Bereits mehrere Unfälle

Polizei warnt vor Wildunfällen

Die Polizei warnt vor erhöhter Unfallgefahr mit Wildtieren in der Dunkelheit und Dämmerung. So sei es bereits zu mehreren Unfällen am Wochenende gekommen, etwa im Bereich Ingelheim.

Vor allem in der dunklen Jahreszeit soll damit gerechnet werden, dass Wild nun vermehrt die Straßen überquert. Die Polizei bittet daher Autofahrer, vorausschauend und vorsichtig zu fahren, um Unfälle zu vermeiden. Von unkontrollierten Ausweichmanövern werde abgeraten.

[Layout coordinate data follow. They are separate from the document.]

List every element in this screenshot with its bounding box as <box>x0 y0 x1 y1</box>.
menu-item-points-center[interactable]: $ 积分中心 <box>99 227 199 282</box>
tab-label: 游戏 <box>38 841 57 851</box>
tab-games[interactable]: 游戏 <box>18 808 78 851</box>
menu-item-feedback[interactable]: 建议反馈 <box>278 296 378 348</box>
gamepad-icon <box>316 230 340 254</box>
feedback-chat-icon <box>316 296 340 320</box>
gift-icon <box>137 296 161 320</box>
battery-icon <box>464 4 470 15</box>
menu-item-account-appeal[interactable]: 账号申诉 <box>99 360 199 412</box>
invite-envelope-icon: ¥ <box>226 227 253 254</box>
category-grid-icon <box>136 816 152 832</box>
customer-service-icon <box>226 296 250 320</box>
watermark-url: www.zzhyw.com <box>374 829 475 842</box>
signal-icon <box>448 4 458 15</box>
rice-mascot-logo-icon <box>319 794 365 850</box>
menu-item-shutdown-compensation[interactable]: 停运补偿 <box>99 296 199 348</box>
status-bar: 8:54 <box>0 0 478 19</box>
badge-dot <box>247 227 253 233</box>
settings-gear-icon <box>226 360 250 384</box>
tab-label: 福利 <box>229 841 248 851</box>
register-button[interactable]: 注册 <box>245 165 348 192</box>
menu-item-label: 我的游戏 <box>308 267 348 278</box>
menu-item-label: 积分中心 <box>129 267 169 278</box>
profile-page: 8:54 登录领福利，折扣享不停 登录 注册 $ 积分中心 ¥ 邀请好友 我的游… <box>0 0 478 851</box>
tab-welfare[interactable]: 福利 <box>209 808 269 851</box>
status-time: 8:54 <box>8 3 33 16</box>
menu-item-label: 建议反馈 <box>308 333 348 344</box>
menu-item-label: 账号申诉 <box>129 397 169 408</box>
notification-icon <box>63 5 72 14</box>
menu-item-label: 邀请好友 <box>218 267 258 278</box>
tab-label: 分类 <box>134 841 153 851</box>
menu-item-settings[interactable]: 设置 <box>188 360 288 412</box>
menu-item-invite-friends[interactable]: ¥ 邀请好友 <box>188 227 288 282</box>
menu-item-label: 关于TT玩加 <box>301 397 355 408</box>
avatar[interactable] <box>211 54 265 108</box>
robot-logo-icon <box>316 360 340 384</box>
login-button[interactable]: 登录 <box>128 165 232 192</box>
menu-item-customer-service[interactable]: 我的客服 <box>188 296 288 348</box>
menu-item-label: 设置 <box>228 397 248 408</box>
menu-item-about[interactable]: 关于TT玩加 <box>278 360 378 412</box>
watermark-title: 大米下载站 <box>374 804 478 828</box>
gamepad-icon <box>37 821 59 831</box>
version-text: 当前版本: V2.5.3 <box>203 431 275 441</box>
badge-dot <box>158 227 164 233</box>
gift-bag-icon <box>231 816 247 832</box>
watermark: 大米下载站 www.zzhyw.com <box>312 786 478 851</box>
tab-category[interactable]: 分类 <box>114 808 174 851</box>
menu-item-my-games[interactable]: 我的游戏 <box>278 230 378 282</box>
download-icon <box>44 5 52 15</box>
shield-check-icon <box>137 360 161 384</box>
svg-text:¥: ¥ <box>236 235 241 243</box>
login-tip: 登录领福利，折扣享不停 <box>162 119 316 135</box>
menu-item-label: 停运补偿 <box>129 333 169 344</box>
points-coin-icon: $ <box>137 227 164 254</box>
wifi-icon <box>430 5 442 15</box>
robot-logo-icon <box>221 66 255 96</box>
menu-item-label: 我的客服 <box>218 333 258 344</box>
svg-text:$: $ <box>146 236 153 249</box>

Vor allem an Straßen, die an Wäldern oder Feldern grenzen, muss mit Wildwechsel gerechnet werden. Wie der ADAC schreibt, sei die Gefahr vor allem in den Abend- und frühen Morgenstunden während der Dämmerung am größten. Sollte ein Tier am Straßenrand stehen, kann man kontrolliert bremsen und das Fernlicht ausschalten. Ist das Tier geblendet, bleibt es oft auf der Straße stehen. Hupen verscheucht die Tiere in den meisten Fällen. Zudem muss damit gerechnet, dass gleich mehrere Tiere die Straße überqueren. Denn alleine unterwegs sind sie selten.

Jedes Jahr meldet der Gesamtverband der Deutschen Versicherungswirtschaft (GDV) rund 300.000 Wildunfälle. Nach Angaben des Deutschen Jagdverbandes (DJV) kommen außerdem jedes Jahr mehr als eine Million Wildtiere bei Unfällen ums Leben.